At a 2012 security conference in El Paso, Texas, Roel Elkabetz, a brigadier-general for the Israel Defense Forces, bragged to his US counterparts that "We've learned lots from Gaza...it's a great laboratory!"

Eric Holder, Obama's attorney general, went on to actually plagiarize the Israeli lawyers who had first laid out the case for episocic  drone and bomb attacks on Palestinians. One of these Israeli lawyers, as The Intercept reported in 2018, later became a professor of human rights and humanitarian law at Harvard University. Unlike Obama, this particular lawyer acknowledged her own direct role in having gotten the genocide ball rolling all those decades ago.  

Amos Barshad wrote in that article that Eric Holder, lifted verbatim from Israel the extra-legal rationale for what is the most infamous of all Obama's drone killings:

The  memo directly quotes the ILD’s argument in the PCATI (Palestine) case. “Although arrest, investigation and trial ‘might actually be particularly practical under the conditions of belligerent occupation, in which the army controls the area in which the operation takes place,’” the memo reads, “such alternatives ‘are not means which can always be used,’ either because they are impossible or because they involve a great risk to the lives of soldiers.” A U.S. drone killed al-Awlaki in September 2011 in Yemen.

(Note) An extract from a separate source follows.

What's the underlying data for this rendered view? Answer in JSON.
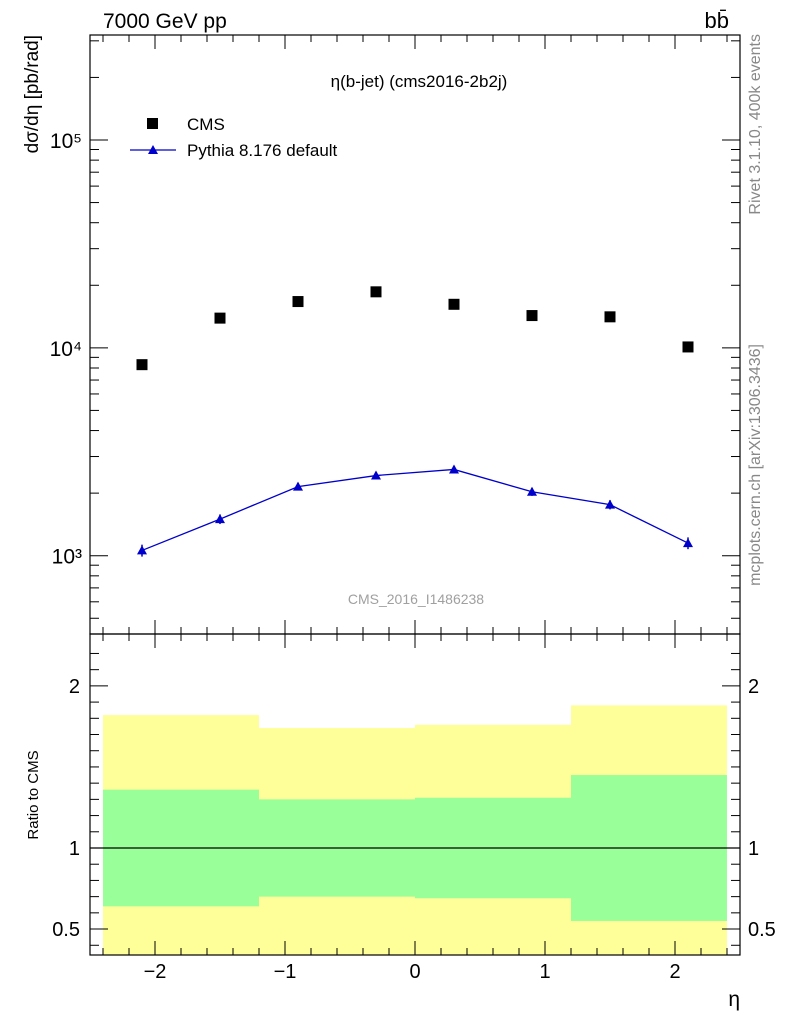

For Obama to now chide his audience to talk to people they don't agree with -because otherwise you are just sloganeering and ignoring nuance - is cynical and hypocritical.  He certainly never conversed with Al-Awlaki, or even with Al-Awlaki's parents when they pleaded in vain for a meeting with him to try to dissuade him from his execution order. He certainly didn't talk to the teenage son of Al-Awlaki before one of his drones r killed the boy and some of his friends as they were innocently eating pizza.

To the extent that Obama has acknowledged his role as lord high executioner of the United States, he glosses over it with the usual "higher ground" rhetoric to excuse all manner of crimes, both his own and those of others in his global social, political and economic cohort.

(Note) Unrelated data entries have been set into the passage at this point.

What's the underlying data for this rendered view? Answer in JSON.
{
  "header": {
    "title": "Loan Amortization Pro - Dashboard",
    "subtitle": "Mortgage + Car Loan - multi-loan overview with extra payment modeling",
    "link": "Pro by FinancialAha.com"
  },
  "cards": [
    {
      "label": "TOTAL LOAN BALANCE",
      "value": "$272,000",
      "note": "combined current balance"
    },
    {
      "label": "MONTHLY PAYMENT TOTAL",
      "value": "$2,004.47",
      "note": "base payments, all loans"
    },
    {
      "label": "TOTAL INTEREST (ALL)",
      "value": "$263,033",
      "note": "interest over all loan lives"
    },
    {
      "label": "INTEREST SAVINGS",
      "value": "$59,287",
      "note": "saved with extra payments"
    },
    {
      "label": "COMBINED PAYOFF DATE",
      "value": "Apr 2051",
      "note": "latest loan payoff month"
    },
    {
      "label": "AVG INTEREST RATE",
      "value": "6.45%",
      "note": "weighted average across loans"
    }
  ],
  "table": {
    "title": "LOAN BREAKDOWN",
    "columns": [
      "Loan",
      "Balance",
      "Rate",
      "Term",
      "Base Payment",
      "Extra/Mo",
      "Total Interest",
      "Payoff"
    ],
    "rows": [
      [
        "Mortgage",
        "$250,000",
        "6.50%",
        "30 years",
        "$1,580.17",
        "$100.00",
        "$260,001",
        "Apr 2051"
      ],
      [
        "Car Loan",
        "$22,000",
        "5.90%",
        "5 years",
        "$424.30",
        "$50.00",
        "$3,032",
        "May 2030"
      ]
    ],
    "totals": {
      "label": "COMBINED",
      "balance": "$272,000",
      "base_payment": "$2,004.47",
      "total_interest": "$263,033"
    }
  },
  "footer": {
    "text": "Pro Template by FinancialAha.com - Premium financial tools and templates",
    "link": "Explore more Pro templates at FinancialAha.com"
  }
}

Just as he now lectures the world on their alleged "complicity" in war and violence, he's also lectured the thousands of his own drone victims, actually trying to make them responsible for their own deaths. This grotesque passage in his "Promised Land" memoir particularly stands out:

I wanted somehow to save them—send them to school, give them a trade, drain them of the hate that had been filling their heads. And yet the world they were a part of, and the machinery I commanded, more often had me killing them instead."

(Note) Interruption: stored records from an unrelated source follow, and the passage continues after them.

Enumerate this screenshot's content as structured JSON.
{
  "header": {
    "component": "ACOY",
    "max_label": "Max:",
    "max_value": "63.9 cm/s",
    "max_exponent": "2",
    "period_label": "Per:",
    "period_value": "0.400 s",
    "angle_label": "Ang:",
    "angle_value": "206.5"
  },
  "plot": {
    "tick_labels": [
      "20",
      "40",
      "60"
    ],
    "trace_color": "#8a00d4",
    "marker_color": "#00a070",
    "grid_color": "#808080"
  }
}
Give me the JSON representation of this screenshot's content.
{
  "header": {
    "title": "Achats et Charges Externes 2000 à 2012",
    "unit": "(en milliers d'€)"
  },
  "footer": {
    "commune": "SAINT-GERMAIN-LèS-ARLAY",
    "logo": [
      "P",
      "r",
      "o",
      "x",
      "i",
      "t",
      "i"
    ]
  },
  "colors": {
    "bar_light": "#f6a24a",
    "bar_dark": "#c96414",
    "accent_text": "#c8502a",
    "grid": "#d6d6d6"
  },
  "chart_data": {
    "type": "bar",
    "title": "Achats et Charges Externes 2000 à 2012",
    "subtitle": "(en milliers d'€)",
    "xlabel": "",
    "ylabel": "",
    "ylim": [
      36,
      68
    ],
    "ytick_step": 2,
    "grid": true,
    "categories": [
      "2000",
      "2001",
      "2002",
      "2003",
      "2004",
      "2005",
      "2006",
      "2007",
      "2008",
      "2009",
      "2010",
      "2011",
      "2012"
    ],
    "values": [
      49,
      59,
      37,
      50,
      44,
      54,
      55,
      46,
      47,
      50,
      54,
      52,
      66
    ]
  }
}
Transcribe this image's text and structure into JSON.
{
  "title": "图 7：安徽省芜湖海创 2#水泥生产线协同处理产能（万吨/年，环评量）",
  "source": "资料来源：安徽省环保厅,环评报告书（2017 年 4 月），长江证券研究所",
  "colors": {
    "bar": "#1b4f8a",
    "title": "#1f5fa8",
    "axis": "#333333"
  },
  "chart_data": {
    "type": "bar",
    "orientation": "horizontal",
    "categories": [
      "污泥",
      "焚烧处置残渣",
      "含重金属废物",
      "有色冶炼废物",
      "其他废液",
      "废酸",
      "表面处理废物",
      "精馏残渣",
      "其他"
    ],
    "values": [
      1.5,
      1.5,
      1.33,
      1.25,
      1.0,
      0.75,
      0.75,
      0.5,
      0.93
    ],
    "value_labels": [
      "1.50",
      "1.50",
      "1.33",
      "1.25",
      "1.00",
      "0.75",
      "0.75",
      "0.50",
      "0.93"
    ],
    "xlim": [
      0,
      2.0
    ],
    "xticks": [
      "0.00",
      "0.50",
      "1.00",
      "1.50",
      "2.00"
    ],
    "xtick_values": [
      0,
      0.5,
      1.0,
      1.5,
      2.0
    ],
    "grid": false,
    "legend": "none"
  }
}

It's a variation of the old Pontius Pilate excuse. Having disclaimed responsibility for murder, Obama doesn't even feel the need to wash his hands of murder on a much more epic scale. He merely flicks the guilt away at everybody else. 

Maybe Caroline Kennedy can give him another Profile in Courage award. Maybe the Nobel committee can give him another peace prize. Better yet, maybe the Hollywood that he so adores can give him an Oscar for best performance by a political actor iin the horror-fantasy genre. He also probably deserves the Most Valuable Player award in the world series of conflagration. He does, after all, have a very mean curveball. He pitches so fast and so loose that whenever his foul balls hit somebody in the head, they never even see it coming. And that is their own fault. They are complicit just for existing.


2 comments:

Valerie said...

I detest Obama - and Clinton, even more. There is something truly hateful about a hypocrite. As Reagan remains a hero of the Republican Party, Obama is the same for the Democrats. Paul Jay did an amazing series on what Obama did to the economy and his giveaway to the bankers after being given a mandate from ordinary folk to clean up the banking system. Obama's legacy is that he stepped on every innocent person's head as he climbed up the ladder, building his own fortune and "success."

VLT said...

You mean the Caroline Kennedy who is ambassador to Australia who refuses to consider working with the Australian government to free its own citizen, Julian Assange, who is rotting in prison for NO CRIME? Between RFK and Caroline, I am done with THIS generation of Kennedy. The real Kennedys - RFK and JFK would be ashamed of their children.